Here are nine tips I've learned from years of leading an angel investor network and coaching first-time entrepreneurs:
1. Your number one goal is to get another meeting
Most likely, it will take you weeks to secure an investment. Meeting investors for the first time is like a first dance. It's exciting but a little awkward, so you have to tease a little, seduce a little to get asked to dance again.
2. Think numbers, not words
Fill your presentation with data--believable projections, recent (!) market sizing and trends, actual customer interactions, numbers of customers needed to reach breakeven, and so forth.
3. Verbs work; adjectives suck
Avoid generalities, deep technical dives, jargon, and "We're the leading provider of securing cloud-based information" (you haven't even launched your product yet, right?).

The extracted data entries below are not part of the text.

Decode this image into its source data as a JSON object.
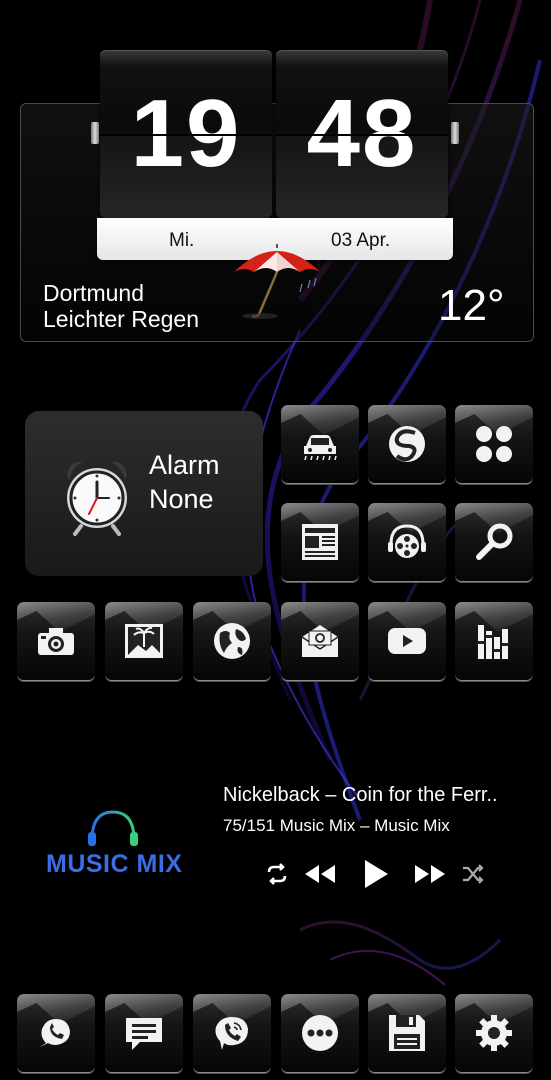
{
  "clock": {
    "hours": "19",
    "minutes": "48",
    "day": "Mi.",
    "date": "03 Apr."
  },
  "weather": {
    "city": "Dortmund",
    "condition": "Leichter Regen",
    "temperature": "12°",
    "icon": "umbrella-rain-icon"
  },
  "alarm": {
    "title": "Alarm",
    "value": "None"
  },
  "apps": [
    {
      "icon": "car-wash-icon"
    },
    {
      "icon": "swiftkey-icon"
    },
    {
      "icon": "four-dots-icon"
    },
    {
      "icon": "newspaper-icon"
    },
    {
      "icon": "film-headphones-icon"
    },
    {
      "icon": "wrench-search-icon"
    },
    {
      "icon": "camera-icon"
    },
    {
      "icon": "gallery-icon"
    },
    {
      "icon": "globe-icon"
    },
    {
      "icon": "email-icon"
    },
    {
      "icon": "youtube-icon"
    },
    {
      "icon": "equalizer-icon"
    }
  ],
  "music": {
    "logo_text": "MUSIC MIX",
    "track": "Nickelback – Coin for the Ferr..",
    "queue": "75/151 Music Mix – Music Mix",
    "accent": "#3b6de6"
  },
  "dock": [
    {
      "icon": "whatsapp-icon"
    },
    {
      "icon": "messages-icon"
    },
    {
      "icon": "viber-icon"
    },
    {
      "icon": "app-drawer-icon"
    },
    {
      "icon": "save-floppy-icon"
    },
    {
      "icon": "settings-gear-icon"
    }
  ]
}
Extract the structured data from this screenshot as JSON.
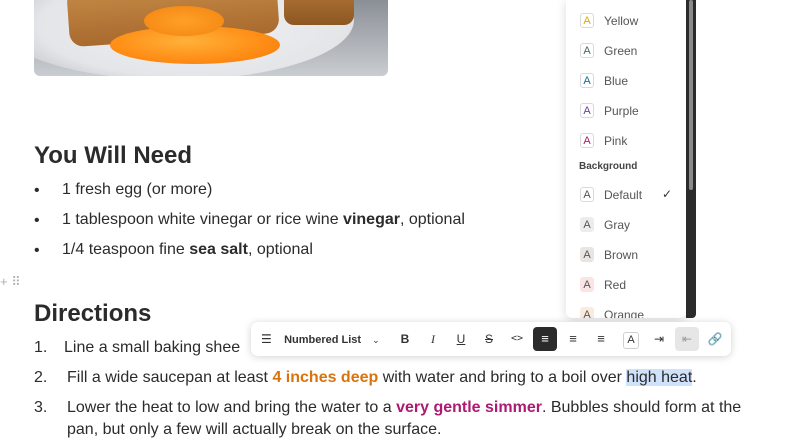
{
  "photo": {
    "alt_icon": "food-photo"
  },
  "sections": {
    "need_heading": "You Will Need",
    "directions_heading": "Directions"
  },
  "need_items": [
    {
      "prefix": "1 fresh egg (or more)",
      "bold": "",
      "suffix": ""
    },
    {
      "prefix": "1 tablespoon white vinegar or rice wine ",
      "bold": "vinegar",
      "suffix": ", optional"
    },
    {
      "prefix": "1/4 teaspoon fine ",
      "bold": "sea salt",
      "suffix": ", optional"
    }
  ],
  "directions": [
    {
      "num": "1.",
      "text": "Line a small baking shee"
    },
    {
      "num": "2.",
      "prefix": "Fill a wide saucepan at least ",
      "highlight": "4 inches deep",
      "middle": " with water and bring to a boil over ",
      "selected": "high heat",
      "suffix": "."
    },
    {
      "num": "3.",
      "prefix": "Lower the heat to low and bring the water to a ",
      "highlight": "very gentle simmer",
      "line1_suffix": ". Bubbles should form at the",
      "line2": "pan, but only a few will actually break on the surface."
    }
  ],
  "color_menu": {
    "text_colors": [
      {
        "label": "Yellow",
        "color": "#dfab01"
      },
      {
        "label": "Green",
        "color": "#4d6461"
      },
      {
        "label": "Blue",
        "color": "#0b6e99"
      },
      {
        "label": "Purple",
        "color": "#6940a5"
      },
      {
        "label": "Pink",
        "color": "#ad1a72"
      }
    ],
    "background_heading": "Background",
    "backgrounds": [
      {
        "label": "Default",
        "bg": "#ffffff",
        "selected": true
      },
      {
        "label": "Gray",
        "bg": "#ebeced",
        "selected": false
      },
      {
        "label": "Brown",
        "bg": "#e9e5e3",
        "selected": false
      },
      {
        "label": "Red",
        "bg": "#fbe4e4",
        "selected": false
      },
      {
        "label": "Orange",
        "bg": "#faebdd",
        "selected": false
      }
    ],
    "swatch_letter": "A"
  },
  "toolbar": {
    "block_type": "Numbered List",
    "bold": "B",
    "italic": "I",
    "underline": "U",
    "strike": "S",
    "code": "<>",
    "color": "A"
  }
}
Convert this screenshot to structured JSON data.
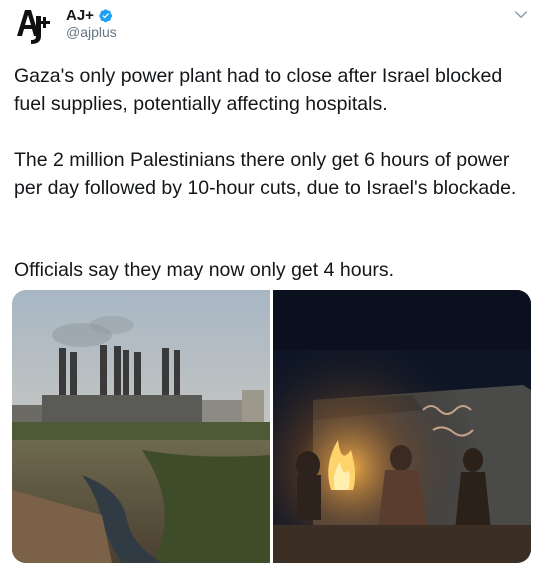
{
  "account": {
    "display_name": "AJ+",
    "handle": "@ajplus",
    "avatar_logo_text": "AJ+"
  },
  "tweet": {
    "paragraphs": [
      "Gaza's only power plant had to close after Israel blocked fuel supplies, potentially affecting hospitals.",
      "The 2 million Palestinians there only get 6 hours of power per day followed by 10-hour cuts, due to Israel's blockade.",
      "Officials say they may now only get 4 hours."
    ]
  },
  "media": {
    "images": [
      {
        "depicts": "power-plant-photo"
      },
      {
        "depicts": "family-by-fire-photo"
      }
    ]
  },
  "icons": {
    "verified": "verified-badge-icon",
    "menu": "chevron-down-icon"
  },
  "colors": {
    "text": "#14171a",
    "muted": "#657786",
    "verified": "#1da1f2"
  }
}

Tell us instead who your top 30 customer candidates are and what you are doing to ensure that they buy your product or service.
4. WIIFM ("what's in it for me")
The first time they meet you, investors don't really care about how to fulfill your passion or meet your personal life goals or help you keep your doors open. You have to ignite their passion, meet their needs, and help them reach their financial objectives first.
5. Why you? Why this? Why now?
Angel investors (who invest their own money) can invest--or they can go on a European vacation, or redo their kitchen, or buy a new summer (or winter) property, or simply invest their money elsewhere. You have to offer them something so compelling that they can't not invest in your company.
6. The investor is more important than your slide deck
Go in with a presentation, but be flexible. Answer their questions directly. Welcome the interaction. You are dead in the water if they don't engage with you.
I remember one entrepreneur for whom I made a personal introduction to a wealthy investor. The investor breezed in and said he had only ten or 15 minutes.
The entrepreneur launched his presentation. Twice the investor interrupted with a question. Twice the entrepreneur said he would get to that later in his presentation and carried on.
Ten minutes in, the investor excused himself. The entrepreneur never took the chance to answer what was interesting to him. Needless to say, no investment materialized.
7. Expect good investors to make you sweat
They will ask tough (maybe even unreasonable) questions to see how you respond under pressure.
Because it will not be close to the pressure you experience in the business itself. A good investor will get you off your canned/practiced presentation to see what's really there.
If you can't stand the heat, go work for someone else.
8. What have you put into the company?
Did you quit a job to start this company? Are you leveraging your 401-K? Have you maxed out your credit cards?
Why should they risk their capital on you if you haven't risked yours on you? Besides, it is cheaper to invest your own money in your company than to pay an investor for theirs.
9. X marks the spot
Making the other party put their number on the table first is a good negotiating tactic, right? But that doesn't happen when you are seeking your first investor.
You need to make the ask: We are seeking $X at $X valuation to meet X objectives over X period of time. Know those 4 Xs and you have a good chance to get another meeting.
Making investor presentations is a lot like becoming a good baseball pitcher: You have to get your mechanics down. These nine tips should help you get your investor pitch mechanics down.
Oh, and it really helps if you have a 95 MPH fastball, too.